Best Buy and Target CEOs say prices are about to go up because of tariffs
Political framing and supporter justifications
- Many expect tariff-driven price hikes to be rationalized by Trump supporters as “tough negotiating,” “patriotic sacrifice,” or later blamed on opponents (e.g., Biden, the Fed).
- Several comments describe the dynamic as cult-like: any outcome is retrofitted into a positive narrative, with little concern for consistency or expert consensus.
- Others argue some right-leaning media and voters are more ambivalent, acknowledging tariffs will raise prices, especially on staples like eggs.
Who actually pays tariffs
- Long subthread on tax incidence: in theory, burden depends on supply and demand elasticities.
- Multiple commenters stress that in practice manufacturers rarely “eat” 20–25% tariffs given thin margins; costs are overwhelmingly passed to consumers, especially short-term.
- Others note that tariffs are regressive: they function like a consumption tax that hits lower-income households hardest.
Price effects, inflation, and corporate behavior
- Many point out retailers already used COVID and supply-chain shocks to raise prices and keep them high after costs eased; tariffs are seen as fresh cover to hike prices and margins.
- Examples cited (washing machines, dryers) where both foreign and domestic prices rose under prior tariffs, with large “cost per job created.”
- Concern that tariffs will push up both imported and domestic goods, stoke inflation, and contribute to further rate pressure.
Supply chains, Canada/Mexico, and retaliation
- Commenters emphasize deeply integrated North American supply chains: components cross borders multiple times, so tariffs stack and propagate.
- Expected impacts: higher car prices, costlier groceries (especially winter produce from Mexico), and harm to U.S. exporters via counter-tariffs.

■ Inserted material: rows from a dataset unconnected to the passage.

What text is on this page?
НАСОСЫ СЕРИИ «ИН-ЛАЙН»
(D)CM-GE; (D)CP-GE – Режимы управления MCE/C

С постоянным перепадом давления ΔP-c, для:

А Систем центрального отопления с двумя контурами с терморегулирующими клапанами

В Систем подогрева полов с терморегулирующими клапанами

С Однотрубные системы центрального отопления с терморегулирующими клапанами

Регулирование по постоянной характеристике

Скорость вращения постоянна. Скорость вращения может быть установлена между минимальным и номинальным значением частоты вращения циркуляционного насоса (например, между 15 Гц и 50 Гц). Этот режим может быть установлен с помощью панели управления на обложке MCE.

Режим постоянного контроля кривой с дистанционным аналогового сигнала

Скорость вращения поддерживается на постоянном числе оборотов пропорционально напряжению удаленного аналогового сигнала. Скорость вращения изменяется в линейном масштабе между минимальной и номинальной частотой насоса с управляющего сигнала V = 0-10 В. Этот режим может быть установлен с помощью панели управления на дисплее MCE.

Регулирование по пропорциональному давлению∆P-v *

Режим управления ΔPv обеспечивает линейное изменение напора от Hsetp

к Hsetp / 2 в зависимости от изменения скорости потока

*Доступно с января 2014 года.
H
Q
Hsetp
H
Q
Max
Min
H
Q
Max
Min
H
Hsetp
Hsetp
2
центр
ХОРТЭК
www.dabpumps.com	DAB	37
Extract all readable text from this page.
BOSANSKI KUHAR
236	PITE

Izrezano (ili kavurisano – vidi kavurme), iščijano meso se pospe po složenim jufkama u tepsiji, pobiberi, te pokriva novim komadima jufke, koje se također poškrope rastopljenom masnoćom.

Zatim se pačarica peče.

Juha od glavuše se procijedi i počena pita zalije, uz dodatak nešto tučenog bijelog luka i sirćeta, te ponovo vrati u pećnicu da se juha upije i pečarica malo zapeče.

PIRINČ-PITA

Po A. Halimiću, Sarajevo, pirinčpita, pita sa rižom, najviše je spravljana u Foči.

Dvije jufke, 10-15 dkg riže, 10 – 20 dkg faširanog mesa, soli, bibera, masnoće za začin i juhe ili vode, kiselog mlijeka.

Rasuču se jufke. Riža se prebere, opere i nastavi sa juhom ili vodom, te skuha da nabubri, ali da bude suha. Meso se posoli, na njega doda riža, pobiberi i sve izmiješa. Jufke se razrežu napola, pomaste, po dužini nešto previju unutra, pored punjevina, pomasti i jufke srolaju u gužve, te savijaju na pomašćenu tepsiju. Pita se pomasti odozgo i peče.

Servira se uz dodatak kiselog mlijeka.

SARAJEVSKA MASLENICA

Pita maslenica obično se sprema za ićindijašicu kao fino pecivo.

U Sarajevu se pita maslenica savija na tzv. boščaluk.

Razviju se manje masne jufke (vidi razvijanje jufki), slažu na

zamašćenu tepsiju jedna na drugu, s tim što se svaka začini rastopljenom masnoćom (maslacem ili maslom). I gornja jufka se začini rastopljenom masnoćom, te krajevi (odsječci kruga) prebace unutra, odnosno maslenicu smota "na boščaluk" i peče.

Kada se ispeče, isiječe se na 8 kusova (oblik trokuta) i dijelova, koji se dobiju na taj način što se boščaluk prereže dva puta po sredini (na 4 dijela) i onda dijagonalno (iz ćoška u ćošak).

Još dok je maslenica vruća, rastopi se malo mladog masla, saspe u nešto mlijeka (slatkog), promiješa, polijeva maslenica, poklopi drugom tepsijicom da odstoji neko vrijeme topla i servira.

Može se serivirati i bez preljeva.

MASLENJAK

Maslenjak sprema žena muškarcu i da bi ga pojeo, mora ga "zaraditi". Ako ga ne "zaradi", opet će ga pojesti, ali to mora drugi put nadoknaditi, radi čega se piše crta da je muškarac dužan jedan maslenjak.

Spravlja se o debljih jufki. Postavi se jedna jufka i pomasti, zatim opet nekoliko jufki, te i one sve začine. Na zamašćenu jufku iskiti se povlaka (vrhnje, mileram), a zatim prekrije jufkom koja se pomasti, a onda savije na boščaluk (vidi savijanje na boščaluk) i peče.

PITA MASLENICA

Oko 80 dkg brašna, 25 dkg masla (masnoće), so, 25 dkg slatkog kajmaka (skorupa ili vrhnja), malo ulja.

- Several Canadian voices describe widespread anger, boycotts of U.S. goods, and long-term damage to U.S.–Canada relations.
Market volatility and potential manipulation
- Repeated pattern noted: dramatic tariff announcements followed by talk of quick walk-backs, which move markets sharply.
- Some suspect insiders and politically connected actors can profit from this volatility; others frame it as “governing by chaos” that businesses hate regardless of motive.
Industrial policy vs. chaotic protectionism
- A minority argue tariffs can work if: narrow, predictable, long-term, and tied to strategic sectors or cost-adjustment (environment, labor, human rights).
- Most think blanket, high, rapidly shifting tariffs won’t cause serious onshoring: policy risk is too high and global labor-cost gaps too large.
- Debate over whether the U.S. should even try to “re-manufacture” broadly instead of focusing on higher-margin services, with some emphasizing “good jobs for non-elite workers.”
China, “cheap junk,” and quality
- Some welcome anything that reduces dependence on low-quality Chinese imports.
- Others respond that without deeper changes in corporate incentives, production moving home or to other countries will just yield “more expensive low-quality junk.”
Consumer and citizen power
- A few wish for coordinated consumer boycotts to force corporations to absorb more costs rather than passing them on.
- Others argue the more realistic target would be coordinated political pressure to reverse tariffs, but note U.S. voters are fragmented, demotivated, or structurally disenfranchised.